Figure 2. The sciatic functioning index measurement results of groups during follow up throughout 12th week, *indicates a significant difference between autologous nerve graft and small intestinal conduit (p<0.05). SFI: sciatic functioning index; ANG: autologous nerve graft; SIC: small intestinal conduit; W: week

Figure 3. Macroscopic appearance of regenerated small intestinal conduit constructs at 12 weeks.

Figure 4. Toluidine-blue stained sections of the small intestinal conduit complex from intraconduit (a, c) and distal stump (b, d). Note the regenerated neural elements within the fibrotic tissue throughout the intestinal segment, wallerian degeneration and weak axonal regeneration in the distal stump. Magnifcations at 10X [above (a, b), Scale bar=100 μm] and 40X [below (c, d), Scale bar=50 μm]. Arrows indicate axons.

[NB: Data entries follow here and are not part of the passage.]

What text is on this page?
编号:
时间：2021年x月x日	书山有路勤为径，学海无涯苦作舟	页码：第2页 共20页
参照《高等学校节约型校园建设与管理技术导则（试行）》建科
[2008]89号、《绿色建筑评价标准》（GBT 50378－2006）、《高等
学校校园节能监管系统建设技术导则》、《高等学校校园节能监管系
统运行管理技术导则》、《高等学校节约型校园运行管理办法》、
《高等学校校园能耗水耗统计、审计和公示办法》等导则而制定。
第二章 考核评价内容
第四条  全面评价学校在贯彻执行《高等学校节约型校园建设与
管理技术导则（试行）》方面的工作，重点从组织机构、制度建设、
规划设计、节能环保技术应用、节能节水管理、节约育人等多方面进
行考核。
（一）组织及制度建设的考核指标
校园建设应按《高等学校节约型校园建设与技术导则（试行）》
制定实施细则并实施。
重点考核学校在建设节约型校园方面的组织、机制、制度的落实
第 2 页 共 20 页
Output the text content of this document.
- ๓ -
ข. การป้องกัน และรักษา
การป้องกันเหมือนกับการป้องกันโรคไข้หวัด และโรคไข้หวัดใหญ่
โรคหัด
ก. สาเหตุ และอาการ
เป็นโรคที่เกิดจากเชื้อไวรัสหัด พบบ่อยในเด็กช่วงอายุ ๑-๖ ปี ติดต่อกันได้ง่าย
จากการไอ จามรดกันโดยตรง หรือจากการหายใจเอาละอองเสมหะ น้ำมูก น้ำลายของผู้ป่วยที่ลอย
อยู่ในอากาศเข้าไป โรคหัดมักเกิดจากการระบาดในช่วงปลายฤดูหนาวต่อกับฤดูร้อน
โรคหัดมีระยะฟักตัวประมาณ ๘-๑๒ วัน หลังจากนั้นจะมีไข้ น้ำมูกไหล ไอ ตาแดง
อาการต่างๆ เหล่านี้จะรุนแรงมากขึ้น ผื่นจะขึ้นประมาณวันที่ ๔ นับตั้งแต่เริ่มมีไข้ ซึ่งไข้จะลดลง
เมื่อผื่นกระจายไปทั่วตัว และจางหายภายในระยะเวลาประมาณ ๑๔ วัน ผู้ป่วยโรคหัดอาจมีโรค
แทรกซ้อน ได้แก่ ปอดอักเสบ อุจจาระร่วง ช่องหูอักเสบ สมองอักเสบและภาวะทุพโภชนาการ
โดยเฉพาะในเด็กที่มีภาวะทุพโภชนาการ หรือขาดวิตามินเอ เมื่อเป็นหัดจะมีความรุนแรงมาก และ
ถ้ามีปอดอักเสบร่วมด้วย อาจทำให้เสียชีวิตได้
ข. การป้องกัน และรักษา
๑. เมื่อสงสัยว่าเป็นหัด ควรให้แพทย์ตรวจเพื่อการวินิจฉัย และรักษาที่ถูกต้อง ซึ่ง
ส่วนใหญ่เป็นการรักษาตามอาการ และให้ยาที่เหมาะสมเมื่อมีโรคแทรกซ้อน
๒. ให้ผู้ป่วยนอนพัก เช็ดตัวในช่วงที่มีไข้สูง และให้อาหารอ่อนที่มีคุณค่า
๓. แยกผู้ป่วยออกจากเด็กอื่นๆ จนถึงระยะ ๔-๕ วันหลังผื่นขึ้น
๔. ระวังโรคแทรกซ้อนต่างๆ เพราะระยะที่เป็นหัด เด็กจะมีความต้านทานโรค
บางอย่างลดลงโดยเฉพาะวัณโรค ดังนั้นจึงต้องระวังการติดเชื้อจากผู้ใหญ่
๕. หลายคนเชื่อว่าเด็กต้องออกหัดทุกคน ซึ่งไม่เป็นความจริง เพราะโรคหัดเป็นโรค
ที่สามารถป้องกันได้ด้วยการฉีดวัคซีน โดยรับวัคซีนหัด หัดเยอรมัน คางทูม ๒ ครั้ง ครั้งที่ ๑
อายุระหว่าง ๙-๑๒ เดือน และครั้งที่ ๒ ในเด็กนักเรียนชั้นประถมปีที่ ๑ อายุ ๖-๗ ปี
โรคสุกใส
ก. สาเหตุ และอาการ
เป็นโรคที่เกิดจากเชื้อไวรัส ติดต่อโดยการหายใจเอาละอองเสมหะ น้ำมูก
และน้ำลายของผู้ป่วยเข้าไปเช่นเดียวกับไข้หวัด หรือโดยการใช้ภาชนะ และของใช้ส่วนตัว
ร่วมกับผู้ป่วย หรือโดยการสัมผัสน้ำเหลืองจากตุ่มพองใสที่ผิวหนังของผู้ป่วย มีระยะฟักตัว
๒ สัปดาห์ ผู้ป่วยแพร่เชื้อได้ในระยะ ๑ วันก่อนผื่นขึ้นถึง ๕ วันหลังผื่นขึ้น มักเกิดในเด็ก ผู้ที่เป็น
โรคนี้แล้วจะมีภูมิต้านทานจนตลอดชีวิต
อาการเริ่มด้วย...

Figure 5. Sections from the intraconduit (a, c) and distal stump (b, d) stained with Masson's Trichrome technique. Note that rnt is stained differently from the surrounding intestinal tissue. Arrows indicate axons. rnt: regenerated neural tissue, sim: small intestinal mucosa, sis: small intestinal submucosa. Magnifcations at 10X [above (a, b), Scale bar=100 μm] and 40X [below (c, d), Scale bar=50 μm].

Figure 6. S-100 expression in the sections from proximal stump (a), intraconduit (b) and distal stump (c). Note that surrounding adipose tissue and neural elements in the subintestinal layer were also stained. Magnification at 10X, (Scale bar=100 μm).

Figure 7. Neurofilament expression in the sections from proximal stump (a), intraconduit (b) and distal stump (c). Note that the tangled staining is arranged into a more regular fascicular staining pattern at the distal stump after traversing small intestinal conduit. Magnification at 10X (Scale bar=100 μm).